When using this skill to implement async features, you MUST:

1. **Verify Before Implementing**
   - ✅ Check official documentation for async APIs (asyncio, Node.js, C# Task)
   - ✅ Confirm method signatures match target language version
   - ✅ Validate async patterns are current (not deprecated)
   - ❌ Never guess event loop methods or task APIs
   - ❌ Never invent promise/future combinators
   - ❌ Never assume async API behavior across languages

2. **Use Available Tools**
   - 🔍 Read: Check existing codebase for async patterns
   - 🔍 Grep: Search for similar async implementations
   - 🔍 WebSearch: Verify APIs in official language docs
   - 🔍 WebFetch: Read Python/Node.js/C# async documentation

3. **Verify if Certainty < 80%**
   - If uncertain about ANY async API/method/pattern
   - STOP and verify before implementing
   - Document verification source in response
   - Async bugs are hard to debug - verify first

4. **Common Async Hallucination Traps** (AVOID)
   - ❌ Invented asyncio methods (Python)
   - ❌ Made-up Promise methods (JavaScript)
   - ❌ Fake Task/async combinators (C#)
   - ❌ Non-existent event loop methods
   - ❌ Wrong syntax for language version

### Self-Check Checklist

Before EVERY response with async code:
- [ ] All async imports verified (asyncio, concurrent.futures, etc.)
- [ ] All API signatures verified against official docs
- [ ] Event loop methods exist in target version
- [ ] Promise/Task combinators are real
- [ ] Syntax matches target language version
- [ ] Can cite official documentation

**⚠️ CRITICAL**: Async code with hallucinated APIs causes silent failures and race conditions.

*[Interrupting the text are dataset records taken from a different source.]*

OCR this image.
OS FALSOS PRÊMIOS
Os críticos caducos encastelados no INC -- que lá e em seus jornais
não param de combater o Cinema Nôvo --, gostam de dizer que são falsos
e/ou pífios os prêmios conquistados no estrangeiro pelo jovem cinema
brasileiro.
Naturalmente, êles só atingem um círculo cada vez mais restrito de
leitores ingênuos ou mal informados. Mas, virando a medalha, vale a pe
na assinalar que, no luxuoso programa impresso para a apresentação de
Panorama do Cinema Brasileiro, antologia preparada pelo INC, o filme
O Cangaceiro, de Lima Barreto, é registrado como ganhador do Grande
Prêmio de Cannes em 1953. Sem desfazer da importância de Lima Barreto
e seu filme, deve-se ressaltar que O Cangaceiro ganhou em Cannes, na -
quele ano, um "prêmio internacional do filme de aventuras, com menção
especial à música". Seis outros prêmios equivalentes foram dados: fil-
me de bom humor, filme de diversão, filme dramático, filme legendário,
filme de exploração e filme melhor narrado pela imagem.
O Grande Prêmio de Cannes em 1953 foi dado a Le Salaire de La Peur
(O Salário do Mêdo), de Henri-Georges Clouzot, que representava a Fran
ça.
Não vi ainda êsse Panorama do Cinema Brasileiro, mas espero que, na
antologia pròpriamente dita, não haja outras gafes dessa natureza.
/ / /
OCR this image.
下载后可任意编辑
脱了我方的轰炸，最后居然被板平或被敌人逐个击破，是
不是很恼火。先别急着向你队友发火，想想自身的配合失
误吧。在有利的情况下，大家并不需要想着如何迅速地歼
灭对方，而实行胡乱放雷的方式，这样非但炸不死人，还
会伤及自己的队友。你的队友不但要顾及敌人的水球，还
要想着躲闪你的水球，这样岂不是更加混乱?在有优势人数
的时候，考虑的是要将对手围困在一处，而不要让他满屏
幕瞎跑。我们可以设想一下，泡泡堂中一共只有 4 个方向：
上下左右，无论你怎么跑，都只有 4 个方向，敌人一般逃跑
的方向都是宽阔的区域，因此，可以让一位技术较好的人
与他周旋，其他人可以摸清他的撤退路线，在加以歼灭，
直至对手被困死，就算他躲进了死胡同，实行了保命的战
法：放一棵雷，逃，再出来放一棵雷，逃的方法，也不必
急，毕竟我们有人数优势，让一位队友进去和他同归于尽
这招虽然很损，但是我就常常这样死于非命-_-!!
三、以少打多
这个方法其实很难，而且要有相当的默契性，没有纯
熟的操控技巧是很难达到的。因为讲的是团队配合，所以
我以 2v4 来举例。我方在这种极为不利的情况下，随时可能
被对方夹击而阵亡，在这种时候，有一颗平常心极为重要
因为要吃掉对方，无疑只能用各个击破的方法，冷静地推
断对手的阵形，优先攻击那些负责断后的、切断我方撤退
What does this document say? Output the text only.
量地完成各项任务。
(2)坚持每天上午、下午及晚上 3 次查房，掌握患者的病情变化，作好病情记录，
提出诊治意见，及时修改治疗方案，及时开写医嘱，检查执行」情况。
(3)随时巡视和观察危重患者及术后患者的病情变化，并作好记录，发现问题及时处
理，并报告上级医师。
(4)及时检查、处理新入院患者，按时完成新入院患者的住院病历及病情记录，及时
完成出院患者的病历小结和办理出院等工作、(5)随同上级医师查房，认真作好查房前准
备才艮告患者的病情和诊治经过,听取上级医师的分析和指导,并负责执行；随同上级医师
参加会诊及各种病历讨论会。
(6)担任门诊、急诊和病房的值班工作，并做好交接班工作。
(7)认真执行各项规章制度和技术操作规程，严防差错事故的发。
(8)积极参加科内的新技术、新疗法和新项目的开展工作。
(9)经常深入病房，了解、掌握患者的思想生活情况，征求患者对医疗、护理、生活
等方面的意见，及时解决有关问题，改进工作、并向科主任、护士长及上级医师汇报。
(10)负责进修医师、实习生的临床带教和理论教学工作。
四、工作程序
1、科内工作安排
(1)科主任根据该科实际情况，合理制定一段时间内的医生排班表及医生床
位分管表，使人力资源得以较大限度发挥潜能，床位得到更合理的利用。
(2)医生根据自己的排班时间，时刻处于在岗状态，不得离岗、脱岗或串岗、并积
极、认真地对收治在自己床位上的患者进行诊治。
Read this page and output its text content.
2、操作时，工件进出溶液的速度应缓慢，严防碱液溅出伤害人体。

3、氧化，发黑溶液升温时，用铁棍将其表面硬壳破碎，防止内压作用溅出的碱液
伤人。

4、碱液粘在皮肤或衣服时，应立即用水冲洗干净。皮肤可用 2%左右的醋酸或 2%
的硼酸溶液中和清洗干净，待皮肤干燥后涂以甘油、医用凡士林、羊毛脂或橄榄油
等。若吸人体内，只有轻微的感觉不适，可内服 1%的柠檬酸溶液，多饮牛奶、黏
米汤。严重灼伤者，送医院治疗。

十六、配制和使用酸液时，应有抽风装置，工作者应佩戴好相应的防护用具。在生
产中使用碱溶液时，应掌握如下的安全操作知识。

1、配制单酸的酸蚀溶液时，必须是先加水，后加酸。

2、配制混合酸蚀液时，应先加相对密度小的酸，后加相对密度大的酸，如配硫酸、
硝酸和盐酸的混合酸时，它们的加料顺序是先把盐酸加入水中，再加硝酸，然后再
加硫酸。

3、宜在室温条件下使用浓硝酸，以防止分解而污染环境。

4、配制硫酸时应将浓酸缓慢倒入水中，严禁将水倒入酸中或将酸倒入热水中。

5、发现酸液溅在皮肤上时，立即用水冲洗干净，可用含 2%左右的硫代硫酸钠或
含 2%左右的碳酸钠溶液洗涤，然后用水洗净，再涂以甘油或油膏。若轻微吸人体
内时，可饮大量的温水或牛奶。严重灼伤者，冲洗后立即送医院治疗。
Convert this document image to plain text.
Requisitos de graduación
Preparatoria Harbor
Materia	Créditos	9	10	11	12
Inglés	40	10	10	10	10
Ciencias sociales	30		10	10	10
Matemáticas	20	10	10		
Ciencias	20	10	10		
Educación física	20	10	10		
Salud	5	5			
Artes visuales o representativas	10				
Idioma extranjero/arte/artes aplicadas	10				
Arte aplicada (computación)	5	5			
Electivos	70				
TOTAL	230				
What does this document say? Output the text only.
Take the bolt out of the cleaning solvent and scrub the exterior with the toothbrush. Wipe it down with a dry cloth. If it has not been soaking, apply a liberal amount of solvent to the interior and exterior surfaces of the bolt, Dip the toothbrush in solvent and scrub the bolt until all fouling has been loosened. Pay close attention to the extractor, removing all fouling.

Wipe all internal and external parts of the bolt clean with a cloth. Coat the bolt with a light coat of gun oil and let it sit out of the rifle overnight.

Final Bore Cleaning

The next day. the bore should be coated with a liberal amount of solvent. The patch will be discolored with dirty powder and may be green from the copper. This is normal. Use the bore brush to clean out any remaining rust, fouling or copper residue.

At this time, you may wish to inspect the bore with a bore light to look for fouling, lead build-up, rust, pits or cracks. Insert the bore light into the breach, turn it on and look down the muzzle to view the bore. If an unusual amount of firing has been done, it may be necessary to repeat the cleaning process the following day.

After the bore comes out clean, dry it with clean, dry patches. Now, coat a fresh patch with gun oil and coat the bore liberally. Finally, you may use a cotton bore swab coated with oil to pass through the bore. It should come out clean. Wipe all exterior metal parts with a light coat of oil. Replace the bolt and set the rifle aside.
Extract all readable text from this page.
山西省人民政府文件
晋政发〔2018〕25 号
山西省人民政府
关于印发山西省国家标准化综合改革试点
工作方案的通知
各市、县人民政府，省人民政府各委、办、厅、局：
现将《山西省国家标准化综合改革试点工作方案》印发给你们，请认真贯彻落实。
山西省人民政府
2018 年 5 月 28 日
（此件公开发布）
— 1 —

Always verify.

---

## 1. Core Principles

1. **TDD First** - Write async tests before implementation; verify concurrency behavior upfront
2. **Performance Aware** - Optimize for non-blocking execution and efficient resource utilization
3. **Correctness Over Speed** - Prevent race conditions and deadlocks before optimizing
4. **Resource Safety** - Always clean up connections, handles, and tasks
5. **Explicit Error Handling** - Handle async errors at every level

---

## 2. Overview

**Risk Level: MEDIUM**
- Concurrency bugs (race conditions, deadlocks)
- Resource leaks (unclosed connections, memory leaks)
- Performance degradation (blocking event loops, inefficient patterns)
- Error handling complexity (unhandled promise rejections, silent failures)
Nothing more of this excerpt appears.